30% of Healthcare Files Misconfigured and Accessible Online

Dec 14, 2018


A latest report by the enterprise threat management platform supplier Intsights has exposed that a frightening amount of healthcare data is freely available online as a consequence of disclosed and misconfigured files.

Although a great deal of attention is being concentrated on the danger of cyberattacks on medical appliances and ransomware attacks, one of the main reasons why hackers target healthcare companies is to steal patient data. Healthcare data is very valuable because it can be used for a variety of wicked purposes for example identity theft, tax fraud, and medical identity theft. Healthcare data also has a long lifetime – far longer than credit card information.

The failure to sufficiently safeguard healthcare data is making it far too simple for hackers to be successful.

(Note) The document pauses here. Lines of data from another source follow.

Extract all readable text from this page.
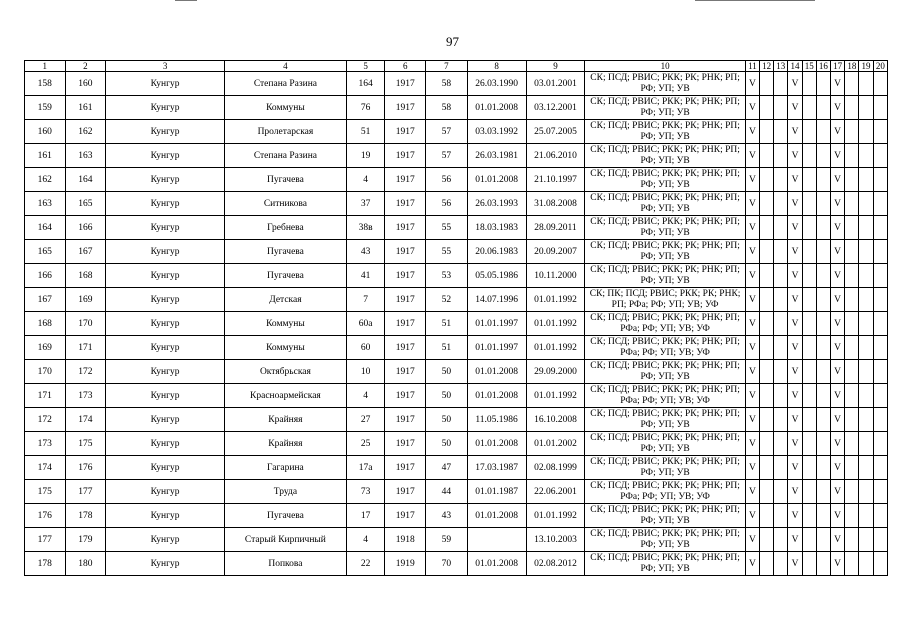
97
1	2	3	4	5	6	7	8	9	10	11	12	13	14	15	16	17	18	19	20
158	160	Кунгур	Степана Разина	164	1917	58	26.03.1990	03.01.2001	СК; ПСД; РВИС; РКК; РК; РНК; РП;
РФ; УП; УВ	V			V			V			
159	161	Кунгур	Коммуны	76	1917	58	01.01.2008	03.12.2001	СК; ПСД; РВИС; РКК; РК; РНК; РП;
РФ; УП; УВ	V			V			V			
160	162	Кунгур	Пролетарская	51	1917	57	03.03.1992	25.07.2005	СК; ПСД; РВИС; РКК; РК; РНК; РП;
РФ; УП; УВ	V			V			V			
161	163	Кунгур	Степана Разина	19	1917	57	26.03.1981	21.06.2010	СК; ПСД; РВИС; РКК; РК; РНК; РП;
РФ; УП; УВ	V			V			V			
162	164	Кунгур	Пугачева	4	1917	56	01.01.2008	21.10.1997	СК; ПСД; РВИС; РКК; РК; РНК; РП;
РФ; УП; УВ	V			V			V			
163	165	Кунгур	Ситникова	37	1917	56	26.03.1993	31.08.2008	СК; ПСД; РВИС; РКК; РК; РНК; РП;
РФ; УП; УВ	V			V			V			
164	166	Кунгур	Гребнева	38в	1917	55	18.03.1983	28.09.2011	СК; ПСД; РВИС; РКК; РК; РНК; РП;
РФ; УП; УВ	V			V			V			
165	167	Кунгур	Пугачева	43	1917	55	20.06.1983	20.09.2007	СК; ПСД; РВИС; РКК; РК; РНК; РП;
РФ; УП; УВ	V			V			V			
166	168	Кунгур	Пугачева	41	1917	53	05.05.1986	10.11.2000	СК; ПСД; РВИС; РКК; РК; РНК; РП;
РФ; УП; УВ	V			V			V			
167	169	Кунгур	Детская	7	1917	52	14.07.1996	01.01.1992	СК; ПК; ПСД; РВИС; РКК; РК; РНК;
РП; РФа; РФ; УП; УВ; УФ	V			V			V			
168	170	Кунгур	Коммуны	60а	1917	51	01.01.1997	01.01.1992	СК; ПСД; РВИС; РКК; РК; РНК; РП;
РФа; РФ; УП; УВ; УФ	V			V			V			
169	171	Кунгур	Коммуны	60	1917	51	01.01.1997	01.01.1992	СК; ПСД; РВИС; РКК; РК; РНК; РП;
РФа; РФ; УП; УВ; УФ	V			V			V			
170	172	Кунгур	Октябрьская	10	1917	50	01.01.2008	29.09.2000	СК; ПСД; РВИС; РКК; РК; РНК; РП;
РФ; УП; УВ	V			V			V			
171	173	Кунгур	Красноармейская	4	1917	50	01.01.2008	01.01.1992	СК; ПСД; РВИС; РКК; РК; РНК; РП;
РФа; РФ; УП; УВ; УФ	V			V			V			
172	174	Кунгур	Крайняя	27	1917	50	11.05.1986	16.10.2008	СК; ПСД; РВИС; РКК; РК; РНК; РП;
РФ; УП; УВ	V			V			V			
173	175	Кунгур	Крайняя	25	1917	50	01.01.2008	01.01.2002	СК; ПСД; РВИС; РКК; РК; РНК; РП;
РФ; УП; УВ	V			V			V			
174	176	Кунгур	Гагарина	17а	1917	47	17.03.1987	02.08.1999	СК; ПСД; РВИС; РКК; РК; РНК; РП;
РФ; УП; УВ	V			V			V			
175	177	Кунгур	Труда	73	1917	44	01.01.1987	22.06.2001	СК; ПСД; РВИС; РКК; РК; РНК; РП;
РФа; РФ; УП; УВ; УФ	V			V			V			
176	178	Кунгур	Пугачева	17	1917	43	01.01.2008	01.01.1992	СК; ПСД; РВИС; РКК; РК; РНК; РП;
РФ; УП; УВ	V			V			V			
177	179	Кунгур	Старый Кирпичный	4	1918	59		13.10.2003	СК; ПСД; РВИС; РКК; РК; РНК; РП;
РФ; УП; УВ	V			V			V			
178	180	Кунгур	Попкова	22	1919	70	01.01.2008	02.08.2012	СК; ПСД; РВИС; РКК; РК; РНК; РП;
РФ; УП; УВ	V			V			V			
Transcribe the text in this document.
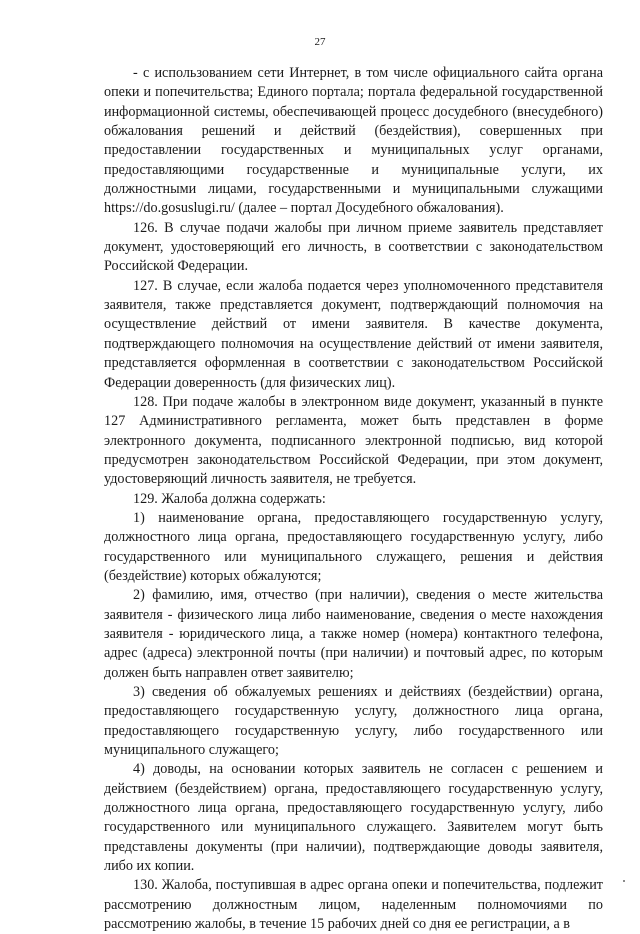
27

- с использованием сети Интернет, в том числе официального сайта органа опеки и попечительства; Единого портала; портала федеральной государственной информационной системы, обеспечивающей процесс досудебного (внесудебного) обжалования решений и действий (бездействия), совершенных при предоставлении государственных и муниципальных услуг органами, предоставляющими государственные и муниципальные услуги, их должностными лицами, государственными и муниципальными служащими https://do.gosuslugi.ru/ (далее – портал Досудебного обжалования).

126. В случае подачи жалобы при личном приеме заявитель представляет документ, удостоверяющий его личность, в соответствии с законодательством Российской Федерации.

127. В случае, если жалоба подается через уполномоченного представителя заявителя, также представляется документ, подтверждающий полномочия на осуществление действий от имени заявителя. В качестве документа, подтверждающего полномочия на осуществление действий от имени заявителя, представляется оформленная в соответствии с законодательством Российской Федерации доверенность (для физических лиц).

128. При подаче жалобы в электронном виде документ, указанный в пункте 127 Административного регламента, может быть представлен в форме электронного документа, подписанного электронной подписью, вид которой предусмотрен законодательством Российской Федерации, при этом документ, удостоверяющий личность заявителя, не требуется.

129. Жалоба должна содержать:

1) наименование органа, предоставляющего государственную услугу, должностного лица органа, предоставляющего государственную услугу, либо государственного или муниципального служащего, решения и действия (бездействие) которых обжалуются;

2) фамилию, имя, отчество (при наличии), сведения о месте жительства заявителя - физического лица либо наименование, сведения о месте нахождения заявителя - юридического лица, а также номер (номера) контактного телефона, адрес (адреса) электронной почты (при наличии) и почтовый адрес, по которым должен быть направлен ответ заявителю;

3) сведения об обжалуемых решениях и действиях (бездействии) органа, предоставляющего государственную услугу, должностного лица органа, предоставляющего государственную услугу, либо государственного или муниципального служащего;

4) доводы, на основании которых заявитель не согласен с решением и действием (бездействием) органа, предоставляющего государственную услугу, должностного лица органа, предоставляющего государственную услугу, либо государственного или муниципального служащего. Заявителем могут быть представлены документы (при наличии), подтверждающие доводы заявителя, либо их копии.

130. Жалоба, поступившая в адрес органа опеки и попечительства, подлежит рассмотрению должностным лицом, наделенным полномочиями по рассмотрению жалобы, в течение 15 рабочих дней со дня ее регистрации, а в
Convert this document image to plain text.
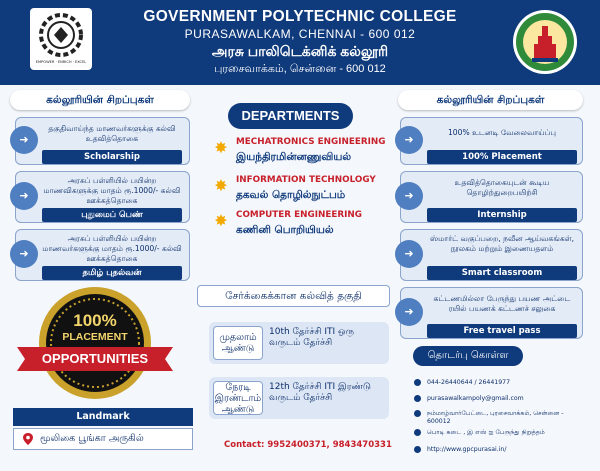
EMPOWER · ENRICH · EXCEL
GOVERNMENT POLYTECHNIC COLLEGE
PURASAWALKAM, CHENNAI - 600 012
அரசு பாலிடெக்னிக் கல்லூரி
புரசைவாக்கம், சென்னை - 600 012
கல்லூரியின் சிறப்புகள்
➜
தகுதிவாய்ந்த மாணவர்களுக்கு கல்வி உதவித்தொகை
Scholarship
➜
அரசுப் பள்ளியில் பயின்ற மாணவிகளுக்கு மாதம் ரூ.1000/- கல்வி ஊக்கத்தொகை
புதுமைப் பெண்
➜
அரசுப் பள்ளியில் பயின்ற மாணவர்களுக்கு மாதம் ரூ.1000/- கல்வி ஊக்கத்தொகை
தமிழ் புதல்வன்
100%
PLACEMENT
OPPORTUNITIES
Landmark
மூலிகை பூங்கா அருகில்
DEPARTMENTS
✸ MECHATRONICS ENGINEERING
இயந்திரமின்னணுவியல்
✸ INFORMATION TECHNOLOGY
தகவல் தொழில்நுட்பம்
✸ COMPUTER ENGINEERING
கணினி பொறியியல்
சேர்க்கைக்கான கல்வித் தகுதி
முதலாம் ஆண்டு
10th தேர்ச்சி ITI ஒரு வருடம் தேர்ச்சி
நேரடி இரண்டாம் ஆண்டு
12th தேர்ச்சி ITI இரண்டு வருடம் தேர்ச்சி
Contact: 9952400371, 9843470331
கல்லூரியின் சிறப்புகள்
➜
100% உடனடி வேலைவாய்ப்பு
100% Placement
➜
உதவித்தொகையுடன் கூடிய தொழிற்துறைபயிற்சி
Internship
➜
ஸ்மார்ட் வகுப்பறை, நவீன ஆய்வகங்கள், நூலகம் மற்றும் இணையதளம்
Smart classroom
➜
கட்டணமில்லா பேருந்து பயண அட்டை ரயில் பயணக் கட்டணச் சலுகை
Free travel pass
தொடர்பு கொள்ள
044-26440644 / 26441977
purasawalkampoly@gmail.com
நம்மாழ்வார்பேட்டை, புரசைவாக்கம், சென்னை - 600012
பொடி கடை , இ எஸ் ஐ பேருந்து நிறுத்தம்
http://www.gpcpurasai.in/
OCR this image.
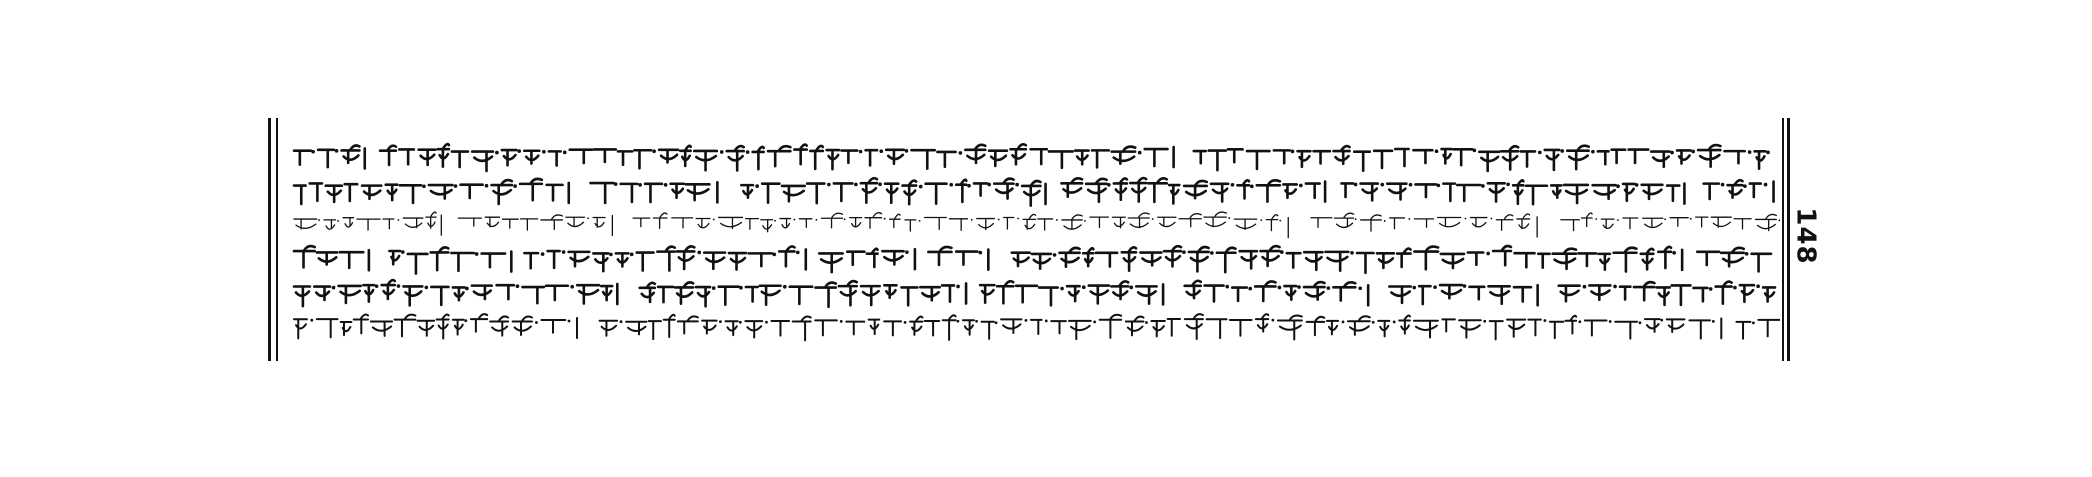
148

Healthcare Companies Have Enhanced the Attack Surface

The cloud offers healthcare companies the chance to cut back on the expenses of costly in-house data centers. Although cloud facility suppliers have all the required protections in place to keep confidential data safe, those protections must be activated and configured properly.

Healthcare companies that have moved data to the cloud have enhanced the attack surface, yet a considerable part has not effectively managed the risks and has left healthcare data exposed.

The issue is not the use of the cloud, but “a lack of procedure, teaching, and cybersecurity best practices,” as per Intsights. The issue is also not restricted to the healthcare business since other industry sectors confront the same problems, but healthcare companies confront greater risks as hackers are looking for healthcare data.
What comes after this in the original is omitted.